Mungkin tidak ada korelasi langsung antara bulan Ramadan dengan kemacetan lalu lintas. Tidak serta merta jika bulan Ramadan tiba, lalu lintas akan sepi kemudian jalanan lengang. Toh bulan Ramadan tidak membuat semua aktivitas berhenti. Kantor atau sekolah mungkin libur sehari atau dua, namun tidak libur selama Ramadan. Ada juga beberapa kantor yang menetapkan jam kerja fleksibel selama Ramadan.
Namun dua minggu ini, masih saja ada yang berusaha menghubungkannya. Ketika dalam dua minggu kerja Ramadan tahun ini, lalu lintas menuju Semanggi macet pada pagi hari. Sebagian menghubungkannya dengan pekerja yang berlomba menggunakan kendaraan pribadi. Mungkin selama ini menggunakan kendaraan umum, akhirnya menggunakan kendaraan pribadi demi mengejar waktu shalat taraweh yang dilaksanakan setiap malam Ramadan.

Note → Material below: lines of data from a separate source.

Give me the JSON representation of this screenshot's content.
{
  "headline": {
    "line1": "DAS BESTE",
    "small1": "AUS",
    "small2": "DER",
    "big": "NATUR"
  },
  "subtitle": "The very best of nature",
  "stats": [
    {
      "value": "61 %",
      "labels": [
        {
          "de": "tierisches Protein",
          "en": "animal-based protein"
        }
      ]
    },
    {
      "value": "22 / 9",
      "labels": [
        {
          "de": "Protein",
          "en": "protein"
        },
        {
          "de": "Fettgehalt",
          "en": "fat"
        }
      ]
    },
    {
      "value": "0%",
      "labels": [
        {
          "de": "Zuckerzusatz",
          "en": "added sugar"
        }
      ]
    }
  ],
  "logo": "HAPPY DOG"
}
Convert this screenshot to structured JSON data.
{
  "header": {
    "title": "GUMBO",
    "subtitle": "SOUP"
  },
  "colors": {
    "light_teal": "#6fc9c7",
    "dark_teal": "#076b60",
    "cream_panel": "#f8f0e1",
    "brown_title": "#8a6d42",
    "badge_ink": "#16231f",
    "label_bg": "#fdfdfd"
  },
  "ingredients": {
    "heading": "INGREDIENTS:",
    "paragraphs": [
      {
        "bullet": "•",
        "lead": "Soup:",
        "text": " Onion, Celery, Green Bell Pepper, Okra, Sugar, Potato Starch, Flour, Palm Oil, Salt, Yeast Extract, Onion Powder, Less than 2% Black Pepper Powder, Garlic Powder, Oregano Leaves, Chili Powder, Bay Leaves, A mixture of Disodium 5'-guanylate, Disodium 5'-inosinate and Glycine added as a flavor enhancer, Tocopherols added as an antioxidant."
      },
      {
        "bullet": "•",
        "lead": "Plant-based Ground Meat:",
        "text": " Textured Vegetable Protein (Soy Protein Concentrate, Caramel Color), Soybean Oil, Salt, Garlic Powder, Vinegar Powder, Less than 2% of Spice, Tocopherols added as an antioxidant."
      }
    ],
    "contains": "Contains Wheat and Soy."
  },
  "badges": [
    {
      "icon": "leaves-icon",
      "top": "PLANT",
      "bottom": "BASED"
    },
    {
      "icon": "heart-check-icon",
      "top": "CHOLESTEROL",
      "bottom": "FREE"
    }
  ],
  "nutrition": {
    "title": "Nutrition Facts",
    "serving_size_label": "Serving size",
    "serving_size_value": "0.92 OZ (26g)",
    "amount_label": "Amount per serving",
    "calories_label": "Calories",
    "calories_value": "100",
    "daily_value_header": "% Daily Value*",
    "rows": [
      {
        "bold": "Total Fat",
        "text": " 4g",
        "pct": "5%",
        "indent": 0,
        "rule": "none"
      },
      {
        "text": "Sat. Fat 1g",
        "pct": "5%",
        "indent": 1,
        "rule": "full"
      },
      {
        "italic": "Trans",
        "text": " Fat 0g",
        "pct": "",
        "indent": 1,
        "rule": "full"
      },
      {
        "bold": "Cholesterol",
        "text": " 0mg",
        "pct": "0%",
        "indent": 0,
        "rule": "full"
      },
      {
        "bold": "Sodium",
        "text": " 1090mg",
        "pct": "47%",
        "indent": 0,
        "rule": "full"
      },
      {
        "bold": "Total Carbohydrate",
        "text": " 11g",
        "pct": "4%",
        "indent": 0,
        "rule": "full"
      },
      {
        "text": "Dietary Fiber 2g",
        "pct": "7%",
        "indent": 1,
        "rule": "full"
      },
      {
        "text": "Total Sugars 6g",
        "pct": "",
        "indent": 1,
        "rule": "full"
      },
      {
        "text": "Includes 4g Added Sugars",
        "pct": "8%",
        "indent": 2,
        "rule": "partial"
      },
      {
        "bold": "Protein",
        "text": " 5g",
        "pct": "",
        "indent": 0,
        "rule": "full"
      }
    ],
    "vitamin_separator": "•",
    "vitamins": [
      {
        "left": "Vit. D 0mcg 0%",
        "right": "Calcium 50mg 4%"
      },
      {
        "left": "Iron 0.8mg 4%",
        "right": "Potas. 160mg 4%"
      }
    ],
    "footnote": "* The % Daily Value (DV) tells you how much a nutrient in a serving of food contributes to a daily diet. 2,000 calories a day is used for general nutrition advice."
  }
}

Atau ada yang menghubungkannya dengan jam keberangkatan yang beragam, sebagai akibat dari fleksibelnya waktu kerja.
Mungkin tidak berhubungan langsung dengan hal tersebut, terasa memang dua minggu ini lalu lintas pada pagi hari terasa lebih macet dari biasanya sebelum Ramadan. Entah jika dibandingkan dengan masa jauh sebelum Ramadan tahun ini. Aku tidak memiliki data pembanding lengkap. Untuk lalu lintas dari Cawang menuju Semanggi/Slipi [jalan tol khususnya], aku melihat penyebabnya adalah pintu keluar Tegal Parang yang terletak di depan Medistra/Universitas Paramadina. Karena setelah melintasinya [melewatinya] kendaraan bisa ngebut ke arah Semanggi/Slipi. Mencoba menginventarisir, sepertinya banyak penyebab.
Pertama, Pengendara yang Kurang Tertib
Kurang lebih sebulan terakhir, pintu keluar Pancoran yang terletak di depan kantor pusat Bukopin ditutup karena ada pekerjaan pembangunan flyover Pancoran yang dari arah Cawang. Bisa jadi mereka yang tadinya menggunakan pintu keluar tersebut beralih keluar di Tegal Parang. Ditambah mereka yang biasa keluar Tegal Parang, antrian panjang tidak terhindarkan. Selain itu, kebiasaan pengendara yang tidak tertib turut memperparah kemacetan. Bukan rahasia lagi jika banyak yang menggunakan bahu jalan. Sejak dari Cawang, mungkin hal tersebut sudah dilakukan. Pengguna bahu jalan ini yang akan kaget dengan antrian keluar Tegal Parang. Setelah itu mereka akan berusaha berpindah ke lajur paling kiri yang akan mengagetkan dan memperlambat mereka yang sebelumnya ada di lajur paling kiri. Begitu seterusnya berakibat pada jalur sebelahnya sampai lajur paling kanan.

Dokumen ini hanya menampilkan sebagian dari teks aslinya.